Silicon Fingerprinting: Where Energy Efficiency Meets Security

Thursday, April 21, 2016 10:00 am - 11:00 am EDT (GMT -04:00)


Anys Bacha

Department of Computer Science and Engineering, Ohio State University



For decades, the semiconductor industry thrived on advances in process technology fueled by Moore's law. Unfortunately, densely populated microprocessors are facing increasingly restricted power budgets that are undermining the benefits of traditional multi-core scaling, emphasizing the need to explore low power architectures.

Furthermore, as more of our personal data is collected, created, and consumed through interconnected devices, information security is becoming increasingly important. The rapid growth in mobile and wearable technology is driving the need for scalable designs that can autonomously safeguard digital content, putting more emphasis on hardware-assisted solutions.

I will present how “silicon fingerprints,” inherent in today’s microprocessors, can be used to improve energy efficiency and security. I will first describe how such fingerprints, when combined with error-correcting codes, can enable chips to adapt their reliability constraints according to their operating environments in order to save energy. I will then discuss a technique that dynamically constructs unique 3D maps based on error locations in processor caches. I will show how these maps can be utilized for building autonomous authentication systems, cryptographic key generators, and memoryless key storage.

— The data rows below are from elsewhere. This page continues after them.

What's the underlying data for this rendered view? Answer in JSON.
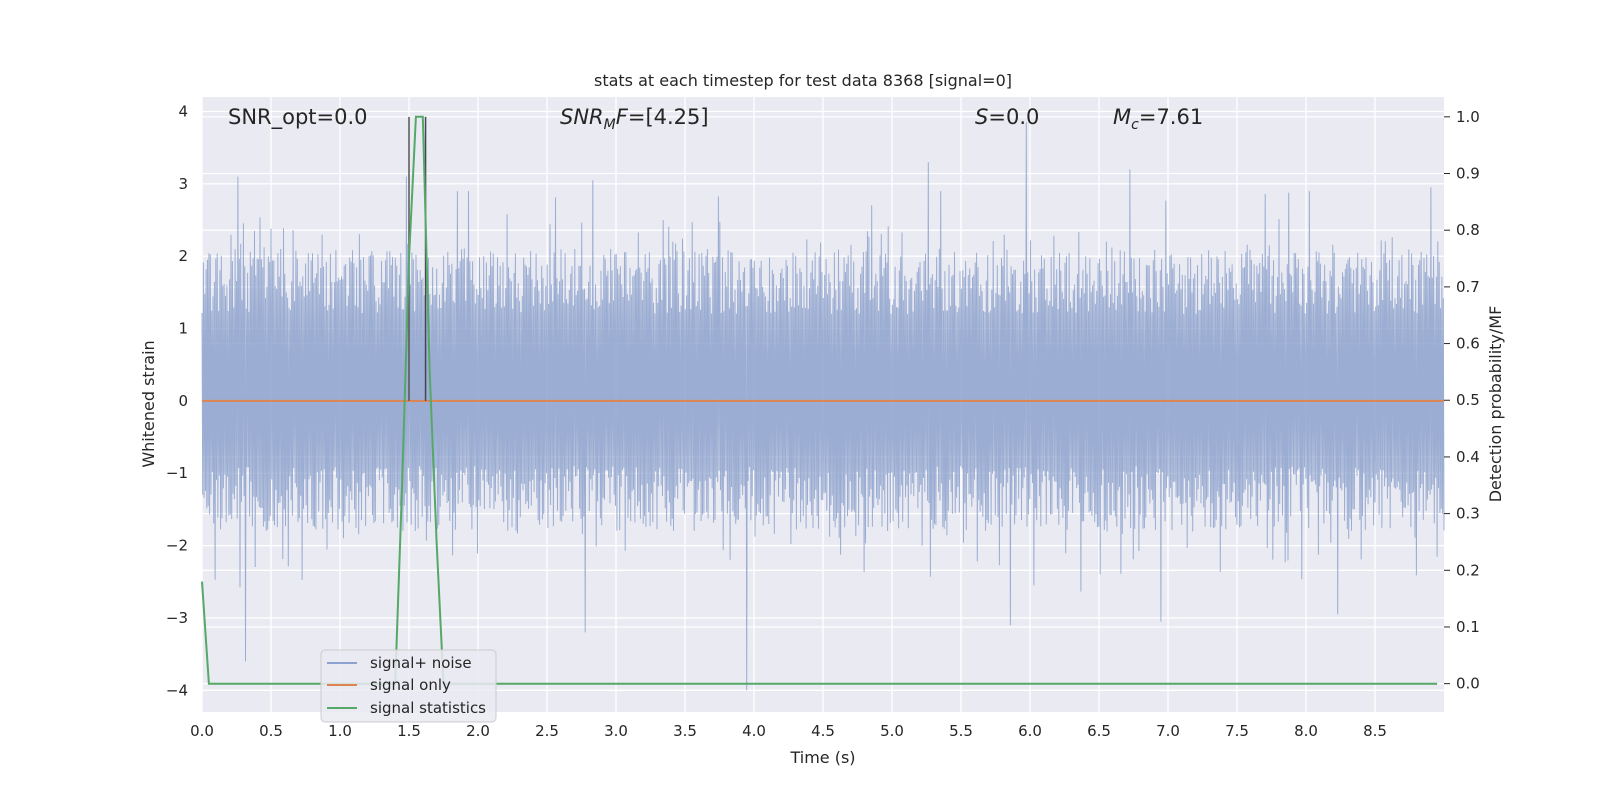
{
  "chart_data": {
    "type": "line",
    "title": "stats at each timestep for test data 8368 [signal=0]",
    "xlabel": "Time (s)",
    "ylabel": "Whitened strain",
    "y2label": "Detection probability/MF",
    "xlim": [
      0,
      9
    ],
    "ylim": [
      -4.3,
      4.2
    ],
    "y2lim": [
      -0.05,
      1.035
    ],
    "xticks": [
      "0.0",
      "0.5",
      "1.0",
      "1.5",
      "2.0",
      "2.5",
      "3.0",
      "3.5",
      "4.0",
      "4.5",
      "5.0",
      "5.5",
      "6.0",
      "6.5",
      "7.0",
      "7.5",
      "8.0",
      "8.5"
    ],
    "yticks": [
      "4",
      "3",
      "2",
      "1",
      "0",
      "−1",
      "−2",
      "−3",
      "−4"
    ],
    "y2ticks": [
      "1.0",
      "0.9",
      "0.8",
      "0.7",
      "0.6",
      "0.5",
      "0.4",
      "0.3",
      "0.2",
      "0.1",
      "0.0"
    ],
    "grid": true,
    "legend": "lower-left",
    "annotations": {
      "snr_opt": "SNR_opt=0.0",
      "snr_mf": "[4.25]",
      "s": "0.0",
      "mc": "7.61"
    },
    "series": [
      {
        "name": "signal+ noise",
        "color": "#8da2cc",
        "description_values": {
          "typical_range": [
            -1.9,
            2.1
          ],
          "max": 3.85,
          "min": -4.0
        },
        "peaks": [
          {
            "x": 0.26,
            "y": 3.1
          },
          {
            "x": 0.32,
            "y": -3.6
          },
          {
            "x": 1.48,
            "y": 3.1
          },
          {
            "x": 2.78,
            "y": -3.2
          },
          {
            "x": 2.83,
            "y": 3.05
          },
          {
            "x": 3.95,
            "y": -4.0
          },
          {
            "x": 5.26,
            "y": 3.3
          },
          {
            "x": 5.97,
            "y": 3.85
          },
          {
            "x": 5.86,
            "y": -3.1
          },
          {
            "x": 6.72,
            "y": 3.2
          },
          {
            "x": 6.95,
            "y": -3.05
          },
          {
            "x": 8.23,
            "y": -2.95
          },
          {
            "x": 8.9,
            "y": 2.95
          }
        ]
      },
      {
        "name": "signal only",
        "color": "#dd8452",
        "x": [
          0,
          9
        ],
        "y": [
          0,
          0
        ]
      },
      {
        "name": "signal statistics",
        "color": "#55a868",
        "axis": "right",
        "x": [
          0.0,
          0.05,
          0.1,
          1.3,
          1.35,
          1.4,
          1.45,
          1.5,
          1.55,
          1.6,
          1.65,
          1.7,
          1.75,
          1.8,
          8.95
        ],
        "y": [
          0.18,
          0.0,
          0.0,
          0.0,
          0.0,
          0.0,
          0.35,
          0.75,
          1.0,
          1.0,
          0.55,
          0.25,
          0.0,
          0.0,
          0.0
        ]
      }
    ],
    "vlines": [
      {
        "x": 1.5,
        "y2_top": 1.0,
        "color": "#555555"
      },
      {
        "x": 1.62,
        "y2_top": 1.0,
        "color": "#444455"
      }
    ]
  }
}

Anys Bacha is a Ph.D. candidate in the Computer Science and Engineering department at The Ohio State University. His research focuses on developing secure and energy efficient computer systems, and investigating new synergies between mobile and cloud computing to meet the demand of emerging workloads. Anys has 12 years of Research and Development experience with Hewlett-Packard where he worked on a variety of subsystems at the hardware, firmware, and OS levels. In 2014, Anys served as a lead R&D engineer on Hewlett-Packard’s Superdome X project that broke performance records for the SPECjbb2013 benchmark in multiple categories. He recently won The Ohio State CSE Graduate Research Award. Anys has authored publications in top architecture conferences. He holds two patents and has eight additional that are pending.